(Reuters) - A disposal of pledged securities by financial firms caused steep declines over the last few days in the shares of some companies belonging to Indian conglomerate Reliance Group - controlled by tycoon Anil Ambani - the Reliance companies said on Friday.
A few non-banking financial companies (NBFCs) invoked pledged shares of Reliance Capital Ltd, Reliance Infrastructure Ltd and Reliance Power Ltd, and made open market sales of about 4 billion rupees ($56.23 million) during Feb. 4-7, triggering the sharp falls in their shares, the companies said in stock exchange filings https://www.bseindia.com/xml-data/corpfiling/AttachLive/670062d2-5ca6-44cc-a049-9446f30d770f.pdf.
In that period, shares of Reliance Power plunged 62.1 percent, while those of Reliance Infrastructure dropped 58.6 percent, and Reliance Capital fell 38.6 percent.
The companies said the disposals were made by L&T Finance Holdings Ltd and certain entities of Edelweiss Group. It was not clear who had pledged the shares.
Reliance Group called the move by the NBFCs "illegal and excessive", and said the sale was done without attempts at "orderly market disposal". Reliance Capital, Reliance Infrastructure and Reliance Power were "performing satisfactorily on all operating parameters", the group added.

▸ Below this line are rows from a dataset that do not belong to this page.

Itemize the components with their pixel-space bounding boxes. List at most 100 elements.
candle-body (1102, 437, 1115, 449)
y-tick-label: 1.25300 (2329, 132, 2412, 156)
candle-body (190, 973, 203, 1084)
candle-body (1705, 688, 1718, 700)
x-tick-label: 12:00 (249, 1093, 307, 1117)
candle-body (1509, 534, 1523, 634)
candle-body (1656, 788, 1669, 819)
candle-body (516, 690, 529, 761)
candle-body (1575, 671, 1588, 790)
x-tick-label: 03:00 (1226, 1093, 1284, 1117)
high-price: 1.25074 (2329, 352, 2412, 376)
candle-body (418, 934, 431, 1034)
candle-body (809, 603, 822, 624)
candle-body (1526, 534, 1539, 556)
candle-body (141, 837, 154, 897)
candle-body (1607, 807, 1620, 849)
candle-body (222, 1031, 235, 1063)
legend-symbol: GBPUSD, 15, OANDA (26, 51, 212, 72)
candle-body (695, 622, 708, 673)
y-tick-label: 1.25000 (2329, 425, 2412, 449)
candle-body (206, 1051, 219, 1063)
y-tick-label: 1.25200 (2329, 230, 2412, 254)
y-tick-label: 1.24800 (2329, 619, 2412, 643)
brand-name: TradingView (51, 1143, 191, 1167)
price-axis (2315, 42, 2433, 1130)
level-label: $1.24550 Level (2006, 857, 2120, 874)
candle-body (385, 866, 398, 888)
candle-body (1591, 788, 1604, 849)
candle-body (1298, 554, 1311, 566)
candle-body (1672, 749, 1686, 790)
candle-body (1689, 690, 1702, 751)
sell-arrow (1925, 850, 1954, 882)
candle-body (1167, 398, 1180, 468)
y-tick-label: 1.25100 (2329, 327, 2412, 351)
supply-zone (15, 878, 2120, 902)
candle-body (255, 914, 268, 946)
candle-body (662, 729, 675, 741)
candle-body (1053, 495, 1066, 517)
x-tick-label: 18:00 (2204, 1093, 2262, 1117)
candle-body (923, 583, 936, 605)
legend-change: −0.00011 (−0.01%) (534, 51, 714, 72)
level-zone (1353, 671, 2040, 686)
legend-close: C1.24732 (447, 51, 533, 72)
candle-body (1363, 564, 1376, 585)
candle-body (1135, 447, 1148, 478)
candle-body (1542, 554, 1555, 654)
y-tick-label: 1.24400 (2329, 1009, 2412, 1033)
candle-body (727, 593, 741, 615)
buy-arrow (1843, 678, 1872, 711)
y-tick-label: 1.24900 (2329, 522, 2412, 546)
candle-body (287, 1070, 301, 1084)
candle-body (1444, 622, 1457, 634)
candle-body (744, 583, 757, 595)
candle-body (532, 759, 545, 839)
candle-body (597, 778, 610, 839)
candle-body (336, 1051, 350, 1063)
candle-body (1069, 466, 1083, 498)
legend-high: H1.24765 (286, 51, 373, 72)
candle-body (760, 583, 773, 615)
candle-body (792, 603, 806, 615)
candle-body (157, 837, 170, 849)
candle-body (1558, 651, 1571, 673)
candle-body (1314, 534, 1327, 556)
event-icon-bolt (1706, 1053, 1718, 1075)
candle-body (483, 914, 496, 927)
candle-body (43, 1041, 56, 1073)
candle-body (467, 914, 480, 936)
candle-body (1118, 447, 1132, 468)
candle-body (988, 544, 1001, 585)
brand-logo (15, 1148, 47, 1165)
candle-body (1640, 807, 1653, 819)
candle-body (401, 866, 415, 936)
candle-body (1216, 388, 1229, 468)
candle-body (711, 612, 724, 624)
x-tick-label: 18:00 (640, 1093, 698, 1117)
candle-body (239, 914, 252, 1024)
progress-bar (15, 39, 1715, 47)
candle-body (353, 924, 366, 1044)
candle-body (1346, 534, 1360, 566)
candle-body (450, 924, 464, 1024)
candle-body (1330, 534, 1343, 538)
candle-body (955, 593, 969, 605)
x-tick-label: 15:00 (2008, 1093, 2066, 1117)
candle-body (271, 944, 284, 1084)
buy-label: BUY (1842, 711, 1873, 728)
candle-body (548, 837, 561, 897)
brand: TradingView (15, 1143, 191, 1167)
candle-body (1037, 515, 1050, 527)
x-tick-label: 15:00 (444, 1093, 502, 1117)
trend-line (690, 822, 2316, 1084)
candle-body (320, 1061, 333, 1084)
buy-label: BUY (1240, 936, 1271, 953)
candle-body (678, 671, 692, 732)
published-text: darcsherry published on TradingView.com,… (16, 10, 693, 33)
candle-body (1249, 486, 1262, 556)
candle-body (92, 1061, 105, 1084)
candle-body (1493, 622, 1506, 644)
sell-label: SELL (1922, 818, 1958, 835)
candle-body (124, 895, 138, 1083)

Edelweiss Group and L&T Finance did not immediately respond to Reuters' requests seeking comment.
Reliance Group also said that plans by Anil Ambani-controlled Reliance Communications Ltd (RCom) to resolve its debt through the National Company Law Tribunal had no adverse impact on the three companies in question.
RCom's stock has dropped 55.2 percent since it announced its plan on Friday.